Der geschätzte Kollege Andreas Winterer fragte mich gestern (im Zuge der Recherche für einen Beitrag im Hyperland-Blog des ZDF, Link folgt!), ob ich das Self Publishing schon für einen Wirtschaftsfaktor hielte. Eine interessante Frage – immerhin wird so viel darüber geschrieben, dass man diesen Verdacht gewinnen könnte…
Ich konnte nicht anders und habe mal nachgerechnet. Natürlich brauchte ich dafür ein paar Annahmen, die ich bewusst konservativ gewählt habe:
- Self Publishing spielt vor allem bei eBooks eine Rolle
- Bei Amazon tummelt sich der Großteil der Selbstverleger
- Amazon hat 40 Prozent Marktanteil am eBook-Markt
Laut Weltbild-Chef Carel Halff hatten eBooks 2012 einen Anteil von 4 Prozent am 4,2 Milliarden Euro schweren deutschen Publikums-Buchmarkt. Das ergibt 168 Millionen Euro Umsatz mit eBooks. 40 Prozent davon dürfte dann Amazon für sich verbuchen – also 67 Millionen Euro.
Wie groß ist der Self-Publisher-Anteil bei Amazon? In den Top 100, die wohl den Löwenanteil des Umsatzes machen, sind etwa ein Drittel der Titel verlagsunabhängig. Allerdings kosten die Indie-eBooks auch deutlich weniger als Verlagstitel, schätzungsweise zwei Drittel weniger. Von den 67 Millionen Euro eBook-Umsatz bleiben also 1/3 * 1/3 = 1/9, das sind rund 7 Millionen Euro.

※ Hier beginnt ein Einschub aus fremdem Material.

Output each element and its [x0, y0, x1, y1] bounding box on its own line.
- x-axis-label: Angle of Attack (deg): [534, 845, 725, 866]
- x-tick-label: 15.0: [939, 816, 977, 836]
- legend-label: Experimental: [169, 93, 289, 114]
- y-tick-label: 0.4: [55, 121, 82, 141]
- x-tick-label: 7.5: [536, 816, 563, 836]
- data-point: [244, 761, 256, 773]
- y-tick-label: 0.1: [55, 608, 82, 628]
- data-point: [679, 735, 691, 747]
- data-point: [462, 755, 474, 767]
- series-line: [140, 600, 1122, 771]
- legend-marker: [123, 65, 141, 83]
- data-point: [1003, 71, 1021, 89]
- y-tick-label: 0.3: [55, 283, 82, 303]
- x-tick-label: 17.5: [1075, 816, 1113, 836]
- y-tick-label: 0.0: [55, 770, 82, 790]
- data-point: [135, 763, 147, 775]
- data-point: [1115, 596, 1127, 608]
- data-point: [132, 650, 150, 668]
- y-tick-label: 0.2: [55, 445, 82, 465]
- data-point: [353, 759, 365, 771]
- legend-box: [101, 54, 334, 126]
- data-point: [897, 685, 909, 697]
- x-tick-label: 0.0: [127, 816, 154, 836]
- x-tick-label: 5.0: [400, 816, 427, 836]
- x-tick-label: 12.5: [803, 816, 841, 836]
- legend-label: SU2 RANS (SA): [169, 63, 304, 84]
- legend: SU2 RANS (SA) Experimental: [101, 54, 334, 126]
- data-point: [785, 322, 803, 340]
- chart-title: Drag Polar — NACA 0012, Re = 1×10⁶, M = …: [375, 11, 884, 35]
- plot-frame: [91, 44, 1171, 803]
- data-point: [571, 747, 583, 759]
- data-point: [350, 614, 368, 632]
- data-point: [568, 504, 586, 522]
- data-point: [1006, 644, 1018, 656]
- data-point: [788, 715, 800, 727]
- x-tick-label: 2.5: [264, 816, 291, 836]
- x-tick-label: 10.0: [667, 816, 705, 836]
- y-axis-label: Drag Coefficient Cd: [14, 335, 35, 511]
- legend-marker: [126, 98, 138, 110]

Bezogen auf den gesamten Buchmarkt spielt das Self Publishing mit 0,17 Prozent also keine wirkliche Rolle. Das ändert sich auch nicht, wenn man die Zahlen großzügig hochsetzt. Lasst es 15, 20 oder 25 Millionen Euro sein – das ist der Jahresumsatz eines kleinen Mittelständlers.
Aber: Diese Rechnung berücksichtigt die Besonderheiten des deutschen Buchmarktes nicht. Durch die Preisbindung braucht der Leser nicht nach dem besten Preis zu suchen. Vielmehr kann er sich sehr frei entscheiden, wo er kauft. Also wählt er den Laden mit dem größten Angebot – und das ist Amazon. Durch KDP und vor allem auch KDP Select findet er dort eine ganze Menge Titel, die er nirgendwo anders kaufen kann und die zudem auch noch sehr günstig sind. Viel-Leser, weibliche Leser, interessiert das besonders – und wer einmal Amazon-Kunde ist, kauft dort auch andere Produkte. Damit wird Self Publishing auf schwer messbare Weise zu einem wichtigen Marketing-Faktor. Amazon hat im Vergleich zur Tolino-Allianz dabei den Vorteil, dass man auf Verlage keine besondere Rücksicht nehmen muss, Amazon ist egal, welches Buch den Umsatz und den Kunden bringt, während sich Tolino nach eigener Aussage zunächst den Verlagen als neuen Vertriebsweg empfehlen will.
Es gibt aber noch einen zweiten Aspekt: Inzwischen beobachten auch die Verlage das Self Publishing sehr genau und nehmen vielversprechende Autoren, die einen Bestseller gelandet haben, gern unter Vertrag. Das ist eine sichere Bank und erspart die Marktforschung – ist also auch eine Art Wirtschaftsfaktor. Immerhin hat die Shades-of-Grey-Reihe dem Milliardenkonzern Bertelsmann wohl gerade die Jahresbilanz gerettet. Die Self Publisher werden zwar zunehmend selbstbewusster, was ihre Verhandlungsposition stärkt, sie nehmen also nicht mehr jedes Angebot an, nur weil ein Verlagsname darauf steht. Aber trotzdem schätzen sie durchaus den Service, den ein Verlag bieten kann, und sind bei passendem Angebot durchaus zum temporären oder dauerhaften Seitenwechsel bereit.